Pressestimmen zu Kondom-Äußerungen

"Auf dem richtigen Weg"

In "begründeten Einzelfällen" sei die Benutzung von Kondomen erlaubt, soll der Papst dem Journalisten Peter Seewald gesagt haben. Aus dem Gespräch ist ein Buch entstanden, Auszüge daraus sorgen für Wirbel in den deutschen Tageszeitungen. domradio.de dokumentiert die Pressestimmen.

Papst Benedikt XVI. auf den Titelseiten der Zeitungen und Zeitschriften (DR)
Papst Benedikt XVI. auf den Titelseiten der Zeitungen und Zeitschriften / ( DR )

Die "Braunschweiger Zeitung" schreibt

"Da bleibt uns glatt die Spucke weg - und nichts weiter als folgende wohlwollende Begrüßung: Willkommen im 21. Jahrhundert! Willkommen auf der Erde, Eure Heiligkeit! Auch wenn er spät dran ist, Benedikt ist in Sachen Sinneswandel auf dem richtigen Weg. Und es könnte dem Oberhirten gelingen, die Glaubwürdigkeit der katholischen Kirche wieder zu stärken, die vor allem unter den Missbrauchsskandalen in den vergangenen Monaten arg gelitten hat."

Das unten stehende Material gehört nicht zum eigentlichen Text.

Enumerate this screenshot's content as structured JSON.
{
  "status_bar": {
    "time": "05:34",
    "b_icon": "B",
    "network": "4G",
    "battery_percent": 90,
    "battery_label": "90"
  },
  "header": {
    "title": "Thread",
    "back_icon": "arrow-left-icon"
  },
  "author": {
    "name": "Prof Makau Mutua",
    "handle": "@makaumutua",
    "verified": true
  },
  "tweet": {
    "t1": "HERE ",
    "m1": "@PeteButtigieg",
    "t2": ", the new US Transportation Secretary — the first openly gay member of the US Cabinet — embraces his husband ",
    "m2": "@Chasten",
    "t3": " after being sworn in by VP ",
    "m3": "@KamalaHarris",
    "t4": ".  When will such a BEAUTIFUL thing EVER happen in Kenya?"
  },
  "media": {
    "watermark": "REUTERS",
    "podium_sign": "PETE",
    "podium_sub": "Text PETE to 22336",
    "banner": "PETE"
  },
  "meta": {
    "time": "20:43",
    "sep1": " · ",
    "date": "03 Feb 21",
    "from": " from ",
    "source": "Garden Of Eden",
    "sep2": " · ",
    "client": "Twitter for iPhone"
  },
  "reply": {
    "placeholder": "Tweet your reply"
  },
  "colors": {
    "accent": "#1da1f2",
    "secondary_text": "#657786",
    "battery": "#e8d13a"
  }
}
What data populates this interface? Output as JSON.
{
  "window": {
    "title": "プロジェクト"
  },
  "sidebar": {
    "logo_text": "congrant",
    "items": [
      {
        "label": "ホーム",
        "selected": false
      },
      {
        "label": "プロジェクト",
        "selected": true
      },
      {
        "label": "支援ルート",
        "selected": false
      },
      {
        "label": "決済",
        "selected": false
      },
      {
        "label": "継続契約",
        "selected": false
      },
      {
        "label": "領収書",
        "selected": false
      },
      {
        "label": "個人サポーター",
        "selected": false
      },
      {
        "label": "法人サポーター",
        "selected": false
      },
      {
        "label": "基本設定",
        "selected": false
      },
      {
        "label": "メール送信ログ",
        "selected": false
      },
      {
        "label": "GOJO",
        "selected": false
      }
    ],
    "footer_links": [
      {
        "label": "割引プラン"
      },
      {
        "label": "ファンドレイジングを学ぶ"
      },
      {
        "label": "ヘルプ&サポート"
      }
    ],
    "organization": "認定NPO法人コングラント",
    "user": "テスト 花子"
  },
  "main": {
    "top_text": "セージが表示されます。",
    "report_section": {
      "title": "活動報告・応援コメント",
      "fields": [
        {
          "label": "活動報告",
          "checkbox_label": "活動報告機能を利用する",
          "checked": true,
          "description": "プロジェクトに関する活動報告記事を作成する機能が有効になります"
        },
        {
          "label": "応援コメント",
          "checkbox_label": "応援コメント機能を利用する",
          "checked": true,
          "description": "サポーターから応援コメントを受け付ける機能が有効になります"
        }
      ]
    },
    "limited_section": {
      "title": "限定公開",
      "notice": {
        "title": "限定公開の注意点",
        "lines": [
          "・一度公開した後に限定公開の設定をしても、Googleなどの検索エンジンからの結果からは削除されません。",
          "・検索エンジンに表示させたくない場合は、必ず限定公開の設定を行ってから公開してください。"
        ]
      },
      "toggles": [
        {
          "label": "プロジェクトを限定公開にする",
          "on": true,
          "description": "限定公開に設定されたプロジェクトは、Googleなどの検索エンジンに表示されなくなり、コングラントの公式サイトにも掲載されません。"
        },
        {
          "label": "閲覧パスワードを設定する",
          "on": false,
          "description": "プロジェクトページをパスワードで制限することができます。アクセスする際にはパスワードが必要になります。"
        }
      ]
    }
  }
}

Auch die "Berliner Morgenpost" stimmt in die Lobeshymne ein

"Benedikt macht entgegen dem Willen einiger Kräfte die Kirche bei einem Thema alltagstauglich, das wie kein anderes der Katholikenverachtung Vorschub leistet. Er hat auf diejenigen gehört, die bei Aids den Zwiespalt zwischen der Realität und der Lehre nicht mehr hinnehmen wollten. Der Papst hat das getan, ohne den moralischen Kern des Kondomverbots anzutasten."



Ein positiver Kommentar von der "Neue Osnabrücker Zeitung", die schreibt

"Seine Äußerung bedeutet eine längst überfällige Anpassung an den Alltag und die Lebenswirklichkeit. Das macht es jenen Geistlichen leichter, die seit Jahren stillschweigend diese Haltung in der Praxis befürwortet haben: Aids-Seelsorgern, katholischen Moraltheologen sowie Missionaren und Ordensschwestern in Afrika. Aber am Sexualleben wird sich wegen eines Papst-Wortes zu Kondomen vermutlich nur wenig ändern."



Neben viel Lob also von den Tageszeitungen für die Lockerung des Kondom- Verbotes, gibt es auch kritische Töne. Die  "Lausitzer Rundschau" schreibt Folgendes

"Es bräuchte viele 180-Grad-Wenden in der katholischen Kirche, es bräuchte viele solcher Signale, damit Benedikt XVI. vom konservativen Bewahrer der reinen Lehre zu einem Papst des 21. Jahrhunderts wird."



Die "Rheinische Post" aus Düsseldorf gibt zu bedenken, dass der Vatikan an ihrer Haltung zu Aids im Grundsatz auch festhalten sollte. Sie schreibt

"Die Moral, die die Kirche lehrt, ist keine Speziallast für Christen, sondern sie ist die Verteidigung des Menschen gegen den Versuch seiner Abschaffung" (Ratzinger, 1991). "Ecclesia semper reformanda", die Kirche muss sich immer wieder reformieren. Das ja. Aber sie bleibt uns allen hoffentlich als die große Widerständige, die Konservative im besten Sinne erhalten."



Die "Berliner Zeitung" sieht in der Äußerung des Papstes wenig Fortschritte

"Nein, eine sexuelle Revolution ist das nicht. Der Papst verharrt festgefroren in seiner Welt. Dort gibt es feine Stoffe, zartes Leder, weiche Polster und akademische Gedanken. Hartes Leben hingegen nicht."